Dechen Dolkar

Basochhu hydropower plant started exporting its surplus power to the Indian Energy Exchanges (IEX) at Nu 10 per unit after a successful bid yesterday. It earned an estimated Nu 14 million  on the first day.

The generation is expected to fall and the tariffs in IEX are likely to drop fast with summer ending and demand decreasing.

The export will continue until May 2024. However, from December 2023 to April 2024, there will be no export from Basochhu as Bhutan will have a deficit and will actually be importing from the IEX.

The exchange operates similarly to a stock market for electricity, with both buyers and sellers.

The Market Clearing Price (MCP) is determined for the day ahead in 15-minute blocks based on prices bid into the market. As a result, tariffs could defer for every 15-minute block based on real-time supply and demand situations in the energy market. There is a market-clearing price cap of INR 10 per unit.

Most of the larger power plants in Bhutan are tied to long-term power purchase agreements (PPAs) and cannot be transacted through the IEX. However, power plants with no long-term PPA commitment such as Basochhu can transact its electricity through the IEX.

Since Bhutan has started purchasing power from the IEX, Bhutan had requested the government of India to allow Basochhu power to be sold into the IEX as a test case for future transactions in the IEX.  Based on this, Bhutan has agreed to come under India’s Deviation Settlement Mechanism starting 2024.

The official from Druk Green Power Corporation (DGPC) said that it is a momentous day for electricity trade between Bhutan and India with another door opening for the sale of Bhutan’s surplus power.

The official from Basochhu hydropower plant said that while the approval to trade Basochhu power on the IEX was received a couple of months ago, it took some time to sort out the required systems and procedures for energy accounting and reconciliations at the Bhutan-India border point for Basochhu power.

The official from the Basochhu hydropower plant said that the losses in the transmission system need to be accounted for upon delivery at the Bhutan-India border.
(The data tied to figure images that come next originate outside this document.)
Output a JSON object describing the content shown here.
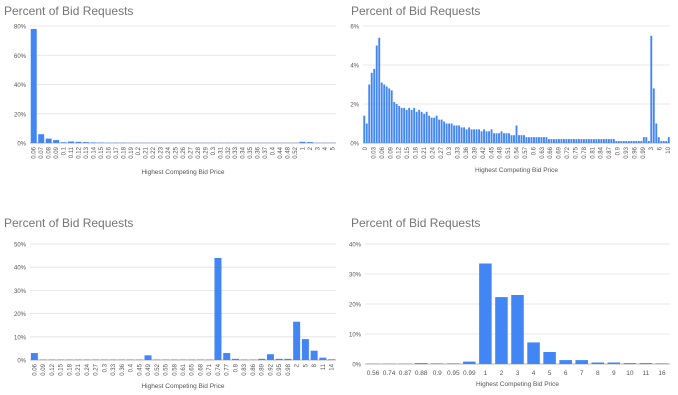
{
  "charts": [
    {
      "title": "Percent of Bid Requests",
      "xlabel": "Highest Competing Bid Price"
    },
    {
      "title": "Percent of Bid Requests",
      "xlabel": "Highest Competing Bid Price"
    },
    {
      "title": "Percent of Bid Requests",
      "xlabel": "Highest Competing Bid Price"
    },
    {
      "title": "Percent of Bid Requests",
      "xlabel": "Highest Competing Bid Price"
    }
  ],
  "colors": {
    "bar": "#4285f4",
    "grid": "#e0e0e0",
    "axis": "#9e9e9e"
  },
  "chart_data": [
    {
      "type": "bar",
      "title": "Percent of Bid Requests",
      "xlabel": "Highest Competing Bid Price",
      "ylabel": "",
      "ylim": [
        0,
        80
      ],
      "yticks": [
        "0%",
        "20%",
        "40%",
        "60%",
        "80%"
      ],
      "grid": true,
      "categories": [
        "0.06",
        "0.07",
        "0.08",
        "0.09",
        "0.1",
        "0.11",
        "0.12",
        "0.13",
        "0.14",
        "0.15",
        "0.16",
        "0.17",
        "0.18",
        "0.19",
        "0.2",
        "0.21",
        "0.22",
        "0.23",
        "0.24",
        "0.25",
        "0.26",
        "0.27",
        "0.28",
        "0.29",
        "0.3",
        "0.31",
        "0.32",
        "0.33",
        "0.34",
        "0.35",
        "0.36",
        "0.37",
        "0.4",
        "0.44",
        "0.48",
        "0.52",
        "1",
        "2",
        "3",
        "4",
        "5"
      ],
      "values": [
        78,
        6,
        3,
        2,
        0.5,
        1,
        0.8,
        0.6,
        0.4,
        0.3,
        0.2,
        0.2,
        0.2,
        0.1,
        0.1,
        0.1,
        0.1,
        0.1,
        0.1,
        0.1,
        0.1,
        0.1,
        0.1,
        0.1,
        0.1,
        0.1,
        0.1,
        0.1,
        0.1,
        0.1,
        0.1,
        0.1,
        0.1,
        0.1,
        0.1,
        0.1,
        0.8,
        0.6,
        0.1,
        0.1,
        0.1
      ]
    },
    {
      "type": "bar",
      "title": "Percent of Bid Requests",
      "xlabel": "Highest Competing Bid Price",
      "ylabel": "",
      "ylim": [
        0,
        6
      ],
      "yticks": [
        "0%",
        "2%",
        "4%",
        "6%"
      ],
      "grid": true,
      "tick_labels": [
        "0",
        "0.03",
        "0.06",
        "0.09",
        "0.12",
        "0.15",
        "0.18",
        "0.21",
        "0.24",
        "0.27",
        "0.3",
        "0.33",
        "0.36",
        "0.39",
        "0.42",
        "0.45",
        "0.48",
        "0.51",
        "0.54",
        "0.57",
        "0.6",
        "0.63",
        "0.66",
        "0.69",
        "0.72",
        "0.75",
        "0.78",
        "0.81",
        "0.84",
        "0.87",
        "0.9",
        "0.93",
        "0.96",
        "0.99",
        "3",
        "6",
        "10"
      ],
      "values": [
        1.4,
        1.0,
        3.0,
        3.6,
        3.8,
        5.0,
        5.4,
        3.1,
        3.0,
        2.9,
        2.8,
        2.7,
        2.1,
        2.0,
        1.9,
        1.8,
        1.8,
        1.7,
        1.8,
        1.7,
        1.8,
        1.6,
        1.7,
        1.6,
        1.5,
        1.6,
        1.4,
        1.3,
        1.3,
        1.4,
        1.2,
        1.2,
        1.1,
        1.0,
        1.0,
        1.0,
        0.9,
        0.9,
        0.9,
        0.8,
        0.8,
        0.7,
        0.8,
        0.7,
        0.7,
        0.7,
        0.7,
        0.6,
        0.7,
        0.6,
        0.6,
        0.7,
        0.5,
        0.5,
        0.5,
        0.6,
        0.5,
        0.5,
        0.5,
        0.4,
        0.4,
        0.9,
        0.4,
        0.4,
        0.4,
        0.3,
        0.3,
        0.3,
        0.3,
        0.3,
        0.3,
        0.3,
        0.3,
        0.3,
        0.2,
        0.2,
        0.2,
        0.2,
        0.2,
        0.2,
        0.2,
        0.2,
        0.2,
        0.2,
        0.2,
        0.2,
        0.2,
        0.2,
        0.2,
        0.2,
        0.2,
        0.2,
        0.2,
        0.2,
        0.2,
        0.2,
        0.2,
        0.2,
        0.2,
        0.2,
        0.2,
        0.1,
        0.1,
        0.1,
        0.1,
        0.1,
        0.1,
        0.1,
        0.1,
        0.1,
        0.1,
        0.1,
        0.3,
        0.3,
        0.1,
        5.5,
        2.8,
        1.0,
        0.3,
        0.1,
        0.1,
        0.1,
        0.3
      ]
    },
    {
      "type": "bar",
      "title": "Percent of Bid Requests",
      "xlabel": "Highest Competing Bid Price",
      "ylabel": "",
      "ylim": [
        0,
        50
      ],
      "yticks": [
        "0%",
        "10%",
        "20%",
        "30%",
        "40%",
        "50%"
      ],
      "grid": true,
      "categories": [
        "0.06",
        "0.09",
        "0.12",
        "0.15",
        "0.18",
        "0.21",
        "0.24",
        "0.27",
        "0.3",
        "0.33",
        "0.36",
        "0.4",
        "0.45",
        "0.49",
        "0.52",
        "0.55",
        "0.58",
        "0.61",
        "0.65",
        "0.68",
        "0.71",
        "0.74",
        "0.77",
        "0.8",
        "0.83",
        "0.86",
        "0.89",
        "0.92",
        "0.95",
        "0.98",
        "2",
        "5",
        "8",
        "11",
        "14"
      ],
      "values": [
        3,
        0.2,
        0.2,
        0.2,
        0.2,
        0.2,
        0.2,
        0.2,
        0.2,
        0.2,
        0.2,
        0.2,
        0.2,
        2,
        0.2,
        0.2,
        0.2,
        0.2,
        0.2,
        0.2,
        0.2,
        44,
        3,
        0.5,
        0.2,
        0.2,
        0.5,
        2.5,
        0.5,
        0.5,
        16.5,
        9,
        4,
        1,
        0.3
      ]
    },
    {
      "type": "bar",
      "title": "Percent of Bid Requests",
      "xlabel": "Highest Competing Bid Price",
      "ylabel": "",
      "ylim": [
        0,
        40
      ],
      "yticks": [
        "0%",
        "10%",
        "20%",
        "30%",
        "40%"
      ],
      "grid": true,
      "categories": [
        "0.56",
        "0.74",
        "0.87",
        "0.88",
        "0.9",
        "0.95",
        "0.99",
        "1",
        "2",
        "3",
        "4",
        "5",
        "6",
        "7",
        "8",
        "9",
        "10",
        "11",
        "16"
      ],
      "values": [
        0.1,
        0.1,
        0.1,
        0.3,
        0.2,
        0.2,
        0.8,
        33.5,
        22.3,
        23.0,
        7.2,
        4.0,
        1.3,
        1.3,
        0.5,
        0.5,
        0.3,
        0.3,
        0.2
      ]
    }
  ]
}
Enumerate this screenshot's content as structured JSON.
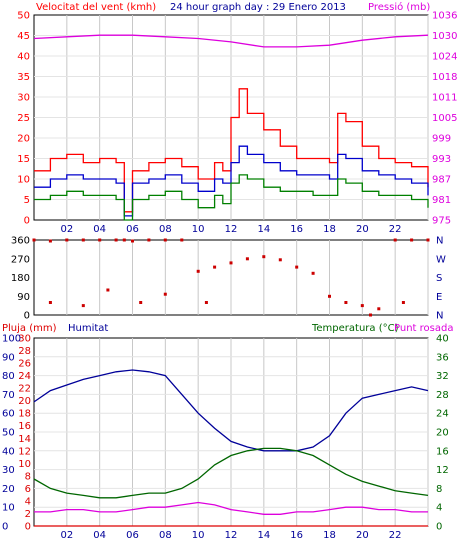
{
  "chart_data": [
    {
      "type": "line",
      "panel": "wind-pressure",
      "title": "24 hour graph day : 29 Enero 2013",
      "left_label": "Velocitat del vent (kmh)",
      "right_label": "Pressió (mb)",
      "x_ticks": [
        "02",
        "04",
        "06",
        "08",
        "10",
        "12",
        "14",
        "16",
        "18",
        "20",
        "22"
      ],
      "left_ylim": [
        0,
        50
      ],
      "left_ticks": [
        0,
        5,
        10,
        15,
        20,
        25,
        30,
        35,
        40,
        45,
        50
      ],
      "right_ylim": [
        975,
        1036
      ],
      "right_ticks": [
        975,
        981,
        987,
        993,
        999,
        1005,
        1011,
        1018,
        1024,
        1030,
        1036
      ],
      "series": [
        {
          "role": "wind-gust",
          "color": "#ff0000",
          "x": [
            0,
            1,
            2,
            3,
            4,
            5,
            5.5,
            6,
            7,
            8,
            9,
            10,
            11,
            11.5,
            12,
            12.5,
            13,
            14,
            15,
            16,
            17,
            18,
            18.5,
            19,
            20,
            21,
            22,
            23,
            24
          ],
          "values": [
            12,
            15,
            16,
            14,
            15,
            14,
            2,
            12,
            14,
            15,
            13,
            10,
            14,
            12,
            25,
            32,
            26,
            22,
            18,
            15,
            15,
            14,
            26,
            24,
            18,
            15,
            14,
            13,
            8
          ]
        },
        {
          "role": "wind-average",
          "color": "#0000cc",
          "x": [
            0,
            1,
            2,
            3,
            4,
            5,
            5.5,
            6,
            7,
            8,
            9,
            10,
            11,
            11.5,
            12,
            12.5,
            13,
            14,
            15,
            16,
            17,
            18,
            18.5,
            19,
            20,
            21,
            22,
            23,
            24
          ],
          "values": [
            8,
            10,
            11,
            10,
            10,
            9,
            1,
            9,
            10,
            11,
            9,
            7,
            10,
            9,
            14,
            18,
            16,
            14,
            12,
            11,
            11,
            10,
            16,
            15,
            12,
            11,
            10,
            9,
            6
          ]
        },
        {
          "role": "wind-minimum",
          "color": "#008000",
          "x": [
            0,
            1,
            2,
            3,
            4,
            5,
            5.5,
            6,
            7,
            8,
            9,
            10,
            11,
            11.5,
            12,
            12.5,
            13,
            14,
            15,
            16,
            17,
            18,
            18.5,
            19,
            20,
            21,
            22,
            23,
            24
          ],
          "values": [
            5,
            6,
            7,
            6,
            6,
            5,
            0,
            5,
            6,
            7,
            5,
            3,
            6,
            4,
            9,
            11,
            10,
            8,
            7,
            7,
            6,
            6,
            10,
            9,
            7,
            6,
            6,
            5,
            3
          ]
        },
        {
          "role": "pressure",
          "color": "#dd00dd",
          "axis": "right",
          "x": [
            0,
            2,
            4,
            6,
            8,
            10,
            12,
            14,
            16,
            18,
            20,
            22,
            24
          ],
          "values": [
            1029,
            1029.5,
            1030,
            1030,
            1029.5,
            1029,
            1028,
            1026.5,
            1026.5,
            1027,
            1028.5,
            1029.5,
            1030
          ]
        }
      ]
    },
    {
      "type": "scatter",
      "panel": "wind-direction",
      "x_ticks": [
        "02",
        "04",
        "06",
        "08",
        "10",
        "12",
        "14",
        "16",
        "18",
        "20",
        "22"
      ],
      "ylim": [
        0,
        360
      ],
      "left_ticks": [
        0,
        90,
        180,
        270,
        360
      ],
      "right_ticks": [
        "N",
        "E",
        "S",
        "W",
        "N"
      ],
      "color": "#cc0000",
      "points": [
        [
          0,
          360
        ],
        [
          1,
          355
        ],
        [
          2,
          360
        ],
        [
          3,
          360
        ],
        [
          4,
          360
        ],
        [
          5,
          360
        ],
        [
          5.5,
          360
        ],
        [
          6,
          355
        ],
        [
          7,
          360
        ],
        [
          8,
          360
        ],
        [
          9,
          360
        ],
        [
          10,
          210
        ],
        [
          11,
          230
        ],
        [
          12,
          250
        ],
        [
          13,
          270
        ],
        [
          14,
          280
        ],
        [
          15,
          265
        ],
        [
          16,
          230
        ],
        [
          17,
          200
        ],
        [
          18,
          90
        ],
        [
          19,
          60
        ],
        [
          20,
          45
        ],
        [
          21,
          30
        ],
        [
          22,
          360
        ],
        [
          23,
          360
        ],
        [
          24,
          360
        ],
        [
          1,
          60
        ],
        [
          3,
          45
        ],
        [
          4.5,
          120
        ],
        [
          6.5,
          60
        ],
        [
          8,
          100
        ],
        [
          10.5,
          60
        ],
        [
          20.5,
          0
        ],
        [
          22.5,
          60
        ]
      ]
    },
    {
      "type": "line",
      "panel": "humidity-temperature",
      "left_label": "Pluja (mm)",
      "humidity_label": "Humitat",
      "right_label": "Temperatura (°C)",
      "dewpoint_label": "Punt rosada",
      "x_ticks": [
        "02",
        "04",
        "06",
        "08",
        "10",
        "12",
        "14",
        "16",
        "18",
        "20",
        "22"
      ],
      "rain_ticks": [
        "0",
        "2",
        "4",
        "6",
        "8",
        "10",
        "12",
        "14",
        "16",
        "18",
        "20",
        "22",
        "24",
        "26",
        "28",
        "30"
      ],
      "humidity_ticks": [
        "0",
        "10",
        "20",
        "30",
        "40",
        "50",
        "60",
        "70",
        "80",
        "90",
        "100"
      ],
      "temp_ylim": [
        0,
        40
      ],
      "temp_ticks": [
        0,
        4,
        8,
        12,
        16,
        20,
        24,
        28,
        32,
        36,
        40
      ],
      "series": [
        {
          "role": "humidity",
          "color": "#000099",
          "ylim": [
            0,
            100
          ],
          "x": [
            0,
            1,
            2,
            3,
            4,
            5,
            6,
            7,
            8,
            9,
            10,
            11,
            12,
            13,
            14,
            15,
            16,
            17,
            18,
            19,
            20,
            21,
            22,
            23,
            24
          ],
          "values": [
            66,
            72,
            75,
            78,
            80,
            82,
            83,
            82,
            80,
            70,
            60,
            52,
            45,
            42,
            40,
            40,
            40,
            42,
            48,
            60,
            68,
            70,
            72,
            74,
            72
          ]
        },
        {
          "role": "temperature",
          "color": "#006600",
          "ylim": [
            0,
            40
          ],
          "x": [
            0,
            1,
            2,
            3,
            4,
            5,
            6,
            7,
            8,
            9,
            10,
            11,
            12,
            13,
            14,
            15,
            16,
            17,
            18,
            19,
            20,
            21,
            22,
            23,
            24
          ],
          "values": [
            10,
            8,
            7,
            6.5,
            6,
            6,
            6.5,
            7,
            7,
            8,
            10,
            13,
            15,
            16,
            16.5,
            16.5,
            16,
            15,
            13,
            11,
            9.5,
            8.5,
            7.5,
            7,
            6.5
          ]
        },
        {
          "role": "dewpoint",
          "color": "#dd00dd",
          "ylim": [
            0,
            40
          ],
          "x": [
            0,
            1,
            2,
            3,
            4,
            5,
            6,
            7,
            8,
            9,
            10,
            11,
            12,
            13,
            14,
            15,
            16,
            17,
            18,
            19,
            20,
            21,
            22,
            23,
            24
          ],
          "values": [
            3,
            3,
            3.5,
            3.5,
            3,
            3,
            3.5,
            4,
            4,
            4.5,
            5,
            4.5,
            3.5,
            3,
            2.5,
            2.5,
            3,
            3,
            3.5,
            4,
            4,
            3.5,
            3.5,
            3,
            3
          ]
        },
        {
          "role": "rain",
          "color": "#dd0000",
          "ylim": [
            0,
            30
          ],
          "x": [
            0,
            24
          ],
          "values": [
            0,
            0
          ]
        }
      ]
    }
  ]
}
“When the power plant is generating at full capacity, the delivery at the border point could reach a high of 1.5 million units,” the official said.

However, officials mentioned that the export has started at the end of the summer months and the generation will decrease over the coming months. “The volume of energy to be exported during the remaining part of October and November will depend largely on river inflows at Basochhu.”

The official from DGPC said that the export time is limited, and they are hopeful for additional revenues as long as the IEX-cleared prices remain above the export tariffs.

The officials said that Indian energy markets are ever-evolving and the opportunity to buy from and sell into the IEX is an excellent opportunity for bilateral and regional energy trade.

Bhutan will continue to be a buyer from the IEX during the lean winter months and Bhutan is now a seller in the IEX till Bhutan starts to import power from India.

During the 2023-2024 winter months, the import of energy is expected to reach a maximum of 850 MW with import duration stretching to five months.

“Even with the 118MW Nikachhu project coming online at the end of December 2023 and the 1,020 MW Punatsangchhu-II project coming online during 2024, the gap between domestic demand and generation will widen at the present project demand growth trajectory,” the official said.